Du long périple de ces derniers mois, il ressort au moins une conclusion claire : paradoxalement, la perspective d’un « hard Brexit » qui verrait le Royaume-Uni quitter l’Union Européenne sans accord préalable n’est souhaitée par personne, ni par les Britanniques ni par les Européens. Le temps est loin où T. May affirmait qu’il valait mieux un Brexit sans accord qu’un mauvais accord tant l’approfondissement du sujet a montré à quel point une telle démarche serait folle.

Au lendemain du rejet retentissant de l’accord de divorce négocié par Theresa May avec l’Union européenne, l’incertitude est maximale sur ce qui pourrait suivre mais le cadre est posé : l’éventualité d’une sortie effective du Royaume-Uni de l’UE sans accord le 29 mars a presque disparu du radar à la faveur d’une solution, certes, encore inconnue mais ardemment recherchée.
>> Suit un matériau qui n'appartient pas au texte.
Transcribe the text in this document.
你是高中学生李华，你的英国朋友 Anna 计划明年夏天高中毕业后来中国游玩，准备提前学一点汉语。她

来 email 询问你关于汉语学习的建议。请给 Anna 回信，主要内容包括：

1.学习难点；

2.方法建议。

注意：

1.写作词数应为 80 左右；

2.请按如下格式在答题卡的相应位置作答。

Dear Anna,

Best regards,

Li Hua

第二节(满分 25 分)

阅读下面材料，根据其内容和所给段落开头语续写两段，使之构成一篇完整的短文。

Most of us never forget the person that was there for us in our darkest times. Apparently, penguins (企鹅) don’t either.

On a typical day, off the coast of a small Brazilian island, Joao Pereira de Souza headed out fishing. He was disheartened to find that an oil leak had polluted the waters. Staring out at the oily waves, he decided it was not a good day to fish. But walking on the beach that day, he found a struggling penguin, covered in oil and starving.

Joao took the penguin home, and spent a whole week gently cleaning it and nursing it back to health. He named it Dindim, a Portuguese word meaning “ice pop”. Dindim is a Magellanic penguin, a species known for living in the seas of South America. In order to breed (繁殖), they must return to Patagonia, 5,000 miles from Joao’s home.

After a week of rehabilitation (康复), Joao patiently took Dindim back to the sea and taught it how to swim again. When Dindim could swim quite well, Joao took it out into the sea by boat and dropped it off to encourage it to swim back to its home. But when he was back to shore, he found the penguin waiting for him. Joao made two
Nous l’écrivions avant-hier (ici) : les péripéties autour de ce dossier ne s’arrêteront pas après le vote du parlement.

Il s’agit là, probablement de la principale explication de la résilience de la livre Sterling au rejet de l’accord de T. May. En somme, une réaction de bon sens, personne ne pouvant décemment imaginer qu’un responsable politique quel qu’il soit propulse son pays dans l’abîme que serait celui d’un hard Brexit. À ce titre, même l’hypothèse d’un second référendum, aux résultats incertains, semble devoir être mise à l’écart, pour un temps au moins.